Additional analysis of the original ArXiv paper
📋 Original Paper Title and Abstract
Visual Memory Injection Attacks for Multi-Turn Conversations
🔍 ShortSpan Analysis of the Paper
Problem
This paper studies a novel attack on large vision-language models (LVLMs) in realistic multi-turn conversations. An adversary adds a small, visually imperceptible perturbation to an image posted online. If a benign user later supplies that image to an LVLM in a chat, the manipulated image remains in the model’s context and can be made to trigger a specific malicious response when a topic-related prompt appears, while producing nominal outputs on unrelated prompts. The attack is stealthy, persists across long dialogues, and can scale because one image can reach many users.
Approach
The attack, called Visual Memory Injection (VMI), optimises an ℓ∞-bounded perturbation (radius 8/255) so the model (i) returns a benign anchor response on a non-trigger prompt and (ii) outputs a prescribed target message when a trigger prompt appears at a later turn. Two methods underpin VMI: benign behavioural anchoring enforces normal first-turn behaviour to avoid early detection, and context-cycling varies the conversational history length during optimisation so the perturbation generalises across different multi-turn contexts. The optimisation uses adaptive projected gradient descent with up to 2000 iterations and fixes intermediate context outputs to nominal model responses. Experiments use two image sets (random COCO images and a set of notable but obscure landmarks) and four attack goals: stock recommendation, political endorsement, car recommendation, and phone recommendation. Attacks are evaluated on recent open-weight LVLMs, including Qwen2.5-VL-7B-Instruct, Qwen3-VL-8B-Instruct and LLaVA-OneVision-1.5-8B-Instruct, with test-time conversations up to 27 turns and automated keyword-based success metrics requiring the target to appear only on the trigger turn and not in preceding turns.
Key Findings
- VMI achieves substantial combined success rates across all tested models and targets, meaning the model emits the target on trigger prompts while not leaking it into earlier turns.
- The attack persists through long conversations, remaining effective after more than 25 unrelated turns and across contexts containing many thousands of tokens.
- Benign anchoring and context-cycling are both crucial: single-turn attacks fail beyond the first turn, anchoring reduces leakage into context, and context-cycling yields the best robustness across conversation lengths.
- The attack generalises to unseen prompt sets and paraphrased trigger/anchor prompts, with only modest drops in success.
- Adversarial images optimised on a public base model transfer well to fine-tuned proprietary variants in a grey-box setting, enabling attacks without re-optimisation on each fine-tune.
- Models differ in robustness; newer or differently tuned LVLMs show variable susceptibility, with Qwen3-VL generally more robust than Qwen2.5-VL in the reported experiments.
Limitations
The attack as evaluated assumes white-box access to a base model for optimisation and is limited to conversations containing a single input image.
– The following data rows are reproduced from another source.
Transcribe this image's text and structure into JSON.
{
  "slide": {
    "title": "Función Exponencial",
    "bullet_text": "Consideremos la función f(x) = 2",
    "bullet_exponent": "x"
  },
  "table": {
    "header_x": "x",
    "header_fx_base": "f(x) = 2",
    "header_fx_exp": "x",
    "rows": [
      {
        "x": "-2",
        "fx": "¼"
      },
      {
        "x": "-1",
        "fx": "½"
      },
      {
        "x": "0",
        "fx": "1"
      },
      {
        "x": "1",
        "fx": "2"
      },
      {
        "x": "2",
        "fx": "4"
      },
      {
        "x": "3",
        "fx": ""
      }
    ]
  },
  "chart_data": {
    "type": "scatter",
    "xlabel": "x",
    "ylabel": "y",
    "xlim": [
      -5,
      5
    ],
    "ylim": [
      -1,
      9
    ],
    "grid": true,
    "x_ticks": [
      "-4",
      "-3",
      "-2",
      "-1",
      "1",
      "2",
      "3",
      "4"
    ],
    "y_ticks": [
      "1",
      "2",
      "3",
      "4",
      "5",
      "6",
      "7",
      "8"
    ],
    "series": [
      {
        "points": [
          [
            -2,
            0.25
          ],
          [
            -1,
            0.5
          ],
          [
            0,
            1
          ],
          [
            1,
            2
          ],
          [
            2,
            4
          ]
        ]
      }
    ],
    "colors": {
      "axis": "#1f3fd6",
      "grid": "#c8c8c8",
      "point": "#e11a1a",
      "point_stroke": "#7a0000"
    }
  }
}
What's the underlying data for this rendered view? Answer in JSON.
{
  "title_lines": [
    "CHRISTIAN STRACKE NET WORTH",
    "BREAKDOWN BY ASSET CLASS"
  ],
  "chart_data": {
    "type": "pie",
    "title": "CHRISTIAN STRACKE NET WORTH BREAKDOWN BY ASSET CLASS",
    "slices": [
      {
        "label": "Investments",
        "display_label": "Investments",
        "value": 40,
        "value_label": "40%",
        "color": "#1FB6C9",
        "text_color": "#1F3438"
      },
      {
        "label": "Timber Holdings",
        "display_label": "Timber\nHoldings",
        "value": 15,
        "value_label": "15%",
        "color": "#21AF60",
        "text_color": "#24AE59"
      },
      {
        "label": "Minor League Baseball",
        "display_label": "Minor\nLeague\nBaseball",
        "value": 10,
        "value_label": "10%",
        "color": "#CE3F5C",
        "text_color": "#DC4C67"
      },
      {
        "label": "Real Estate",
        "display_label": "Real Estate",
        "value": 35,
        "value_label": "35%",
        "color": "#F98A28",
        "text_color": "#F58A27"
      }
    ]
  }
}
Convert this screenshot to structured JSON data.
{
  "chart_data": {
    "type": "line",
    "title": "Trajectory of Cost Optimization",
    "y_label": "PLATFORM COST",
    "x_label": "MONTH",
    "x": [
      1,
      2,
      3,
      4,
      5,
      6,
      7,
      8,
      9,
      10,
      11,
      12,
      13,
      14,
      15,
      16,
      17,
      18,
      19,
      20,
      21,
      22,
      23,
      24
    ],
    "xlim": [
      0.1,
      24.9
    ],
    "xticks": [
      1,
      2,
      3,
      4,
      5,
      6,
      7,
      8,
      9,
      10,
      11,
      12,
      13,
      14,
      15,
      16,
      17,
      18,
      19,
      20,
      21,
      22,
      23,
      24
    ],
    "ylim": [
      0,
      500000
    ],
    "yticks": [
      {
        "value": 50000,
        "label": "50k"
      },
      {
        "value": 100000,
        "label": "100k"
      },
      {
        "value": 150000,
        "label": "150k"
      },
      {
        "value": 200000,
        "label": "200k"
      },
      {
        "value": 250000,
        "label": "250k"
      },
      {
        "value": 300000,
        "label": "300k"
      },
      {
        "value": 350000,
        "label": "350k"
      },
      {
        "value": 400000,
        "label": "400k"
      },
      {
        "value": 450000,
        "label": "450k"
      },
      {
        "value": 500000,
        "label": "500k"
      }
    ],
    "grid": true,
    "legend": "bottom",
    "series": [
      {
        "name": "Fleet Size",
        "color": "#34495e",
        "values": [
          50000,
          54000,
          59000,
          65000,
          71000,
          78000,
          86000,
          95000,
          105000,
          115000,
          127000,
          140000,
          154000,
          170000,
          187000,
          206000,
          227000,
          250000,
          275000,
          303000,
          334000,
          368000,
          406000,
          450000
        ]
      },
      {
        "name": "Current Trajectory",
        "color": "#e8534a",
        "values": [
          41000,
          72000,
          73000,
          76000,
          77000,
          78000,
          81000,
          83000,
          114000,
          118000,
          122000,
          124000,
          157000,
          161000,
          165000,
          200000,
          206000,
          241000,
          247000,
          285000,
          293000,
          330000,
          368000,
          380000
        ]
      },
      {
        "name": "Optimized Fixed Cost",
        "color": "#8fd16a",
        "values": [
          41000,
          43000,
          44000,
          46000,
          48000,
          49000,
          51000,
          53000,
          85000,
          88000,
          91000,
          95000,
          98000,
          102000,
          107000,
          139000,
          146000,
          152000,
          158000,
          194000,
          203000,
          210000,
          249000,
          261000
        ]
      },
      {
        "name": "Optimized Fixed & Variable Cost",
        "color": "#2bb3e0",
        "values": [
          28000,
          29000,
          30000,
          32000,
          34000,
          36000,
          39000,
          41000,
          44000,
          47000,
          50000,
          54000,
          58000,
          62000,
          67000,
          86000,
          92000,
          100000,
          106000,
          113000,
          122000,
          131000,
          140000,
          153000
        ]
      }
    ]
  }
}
API-only models remain an open challenge for this attack pipeline. The authors report optimisation choices such as 2000 iterations as defaults and note diminishing returns beyond that.
Why It Matters
VMI demonstrates a realistic, scalable threat: subtly perturbed images can be posted widely and later steer LVLM outputs in multi-turn chats without early detection, enabling covert advertising, financial fraud or political persuasion. The results emphasise the need for multimodal safety evaluations that account for long-context interactions, integrity checks for persistent visual memory, trigger detection, and defences that harden LVLMs to stealthy visual triggers and transfer attacks.